When do you want to travel?
I didn’t do it myself, so best check this website and the country specific pages of the Man in Seat 61 (the source of all train wisdom in Europe, next to this community) https://www.seat61.com/Romania.htm and https://www.seat61.com/Bulgaria.htm
If that’s the only journey you’ll be making, you might be better of with booking ordinary tickets actually, as those two countries are rather cheap in comparison to the rest of Europe. A pass won’t be good value.
As for as I know, you don’t have to be scared that trains will sell out, save for some night trains I think.
Looking at timetables your journey Dimitrovgrad - Bucuresti I believe your journey actually consists of three legs:
- Dimitrovgrad-Gorna Orjahovica
- Gorna Orjahovica-Ruse
- Ruse-Bucuresti
I traveled the latter two legs 2 weeks ago and was worried myself about the required reservation, which I was in the same practical impossibility about as you are.
It turned out that the reservation wasn't as compulsory as suggested. The train was half-empty, I showed my ticket, and it was OK. I did not have a reservation.
Extrapolating this to the first train, I would suggest you just jump on.
I can imagine things get more busy towards the summer, and then the situation might be more busy and managed more strictly.
Hello everyone. I am from Turkey and I was thinking of going to Dimitrovgrad myself (I cannot book to dimitrovgrad from here online as well)

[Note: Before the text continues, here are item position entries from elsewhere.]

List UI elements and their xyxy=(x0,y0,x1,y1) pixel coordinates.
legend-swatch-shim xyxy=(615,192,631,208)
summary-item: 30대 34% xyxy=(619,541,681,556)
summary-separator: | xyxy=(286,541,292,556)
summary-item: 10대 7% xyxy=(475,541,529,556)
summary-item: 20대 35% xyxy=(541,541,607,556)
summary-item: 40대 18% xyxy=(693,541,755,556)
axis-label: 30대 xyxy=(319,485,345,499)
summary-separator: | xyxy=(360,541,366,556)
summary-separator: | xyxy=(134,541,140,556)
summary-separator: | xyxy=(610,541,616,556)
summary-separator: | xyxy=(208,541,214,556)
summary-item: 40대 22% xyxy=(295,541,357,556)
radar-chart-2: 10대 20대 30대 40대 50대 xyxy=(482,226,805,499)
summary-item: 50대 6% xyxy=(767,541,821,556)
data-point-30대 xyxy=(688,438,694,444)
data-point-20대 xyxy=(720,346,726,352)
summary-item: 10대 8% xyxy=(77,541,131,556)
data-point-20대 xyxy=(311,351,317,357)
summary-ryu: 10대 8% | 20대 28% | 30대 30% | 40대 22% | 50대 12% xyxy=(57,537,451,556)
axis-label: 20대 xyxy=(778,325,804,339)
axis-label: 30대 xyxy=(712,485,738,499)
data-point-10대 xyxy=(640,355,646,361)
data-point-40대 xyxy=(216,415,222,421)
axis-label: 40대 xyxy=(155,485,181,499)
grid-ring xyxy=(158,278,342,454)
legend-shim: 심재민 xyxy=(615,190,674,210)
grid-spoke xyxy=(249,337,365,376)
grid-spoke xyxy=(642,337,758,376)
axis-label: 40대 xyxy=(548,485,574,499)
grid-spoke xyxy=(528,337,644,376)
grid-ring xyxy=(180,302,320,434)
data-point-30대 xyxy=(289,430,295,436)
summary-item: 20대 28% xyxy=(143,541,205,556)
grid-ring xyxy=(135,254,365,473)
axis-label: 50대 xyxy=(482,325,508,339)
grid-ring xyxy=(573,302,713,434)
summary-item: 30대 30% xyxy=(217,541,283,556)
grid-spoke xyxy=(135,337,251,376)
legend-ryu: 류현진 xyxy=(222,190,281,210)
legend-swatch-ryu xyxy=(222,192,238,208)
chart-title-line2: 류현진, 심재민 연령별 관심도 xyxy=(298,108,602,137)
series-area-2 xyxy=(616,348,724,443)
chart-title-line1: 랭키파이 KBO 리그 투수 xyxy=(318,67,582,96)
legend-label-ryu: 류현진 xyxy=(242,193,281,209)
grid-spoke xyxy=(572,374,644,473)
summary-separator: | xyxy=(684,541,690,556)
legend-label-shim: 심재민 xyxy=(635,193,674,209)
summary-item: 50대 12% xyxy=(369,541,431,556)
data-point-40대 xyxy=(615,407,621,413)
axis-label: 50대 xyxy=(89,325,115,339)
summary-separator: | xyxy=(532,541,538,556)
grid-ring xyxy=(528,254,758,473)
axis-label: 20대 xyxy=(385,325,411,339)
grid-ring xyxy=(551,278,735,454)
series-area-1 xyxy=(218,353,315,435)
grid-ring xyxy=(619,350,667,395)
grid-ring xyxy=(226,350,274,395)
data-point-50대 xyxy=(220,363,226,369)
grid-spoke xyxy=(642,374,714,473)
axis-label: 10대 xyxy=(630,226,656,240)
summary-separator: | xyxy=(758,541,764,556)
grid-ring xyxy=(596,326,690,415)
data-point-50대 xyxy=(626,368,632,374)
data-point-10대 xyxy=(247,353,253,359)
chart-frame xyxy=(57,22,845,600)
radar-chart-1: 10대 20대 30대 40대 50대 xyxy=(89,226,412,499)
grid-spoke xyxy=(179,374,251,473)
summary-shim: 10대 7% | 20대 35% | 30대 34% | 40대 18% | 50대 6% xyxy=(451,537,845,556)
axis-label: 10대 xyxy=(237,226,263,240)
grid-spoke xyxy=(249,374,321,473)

Istanbul-Dimitrovgrad can be booked at a Turkish ticket office, not online. Or if there are still available places, you can also pay the sleeper/couchette attendant (no seats available!).
and then going to Budapest using Interrail ticket but the train goes through Bucharest on the way. And Dimitrovgrad - Bucuresti seems like cannot be booked online. It says it can only:
That's correct. Reservation is only mandatory from Ruse to Bucharest by the way but I've seen a few reports that this isn't enforced.
For Bucharest-Budapest, there are up to 3 night trains and a day train. One night train (the early one dep. 14:50) can be booked on tickets.oebb.at (use the Interrail/Eurail discount and select "One-way ticket”). The other night trains and the day train need to be booked at a ticket office. If you're not staying in Bucharest, factor in at least 2 hours delay on arrival there, so don't count on getting the train departing Bucharest at 18:25.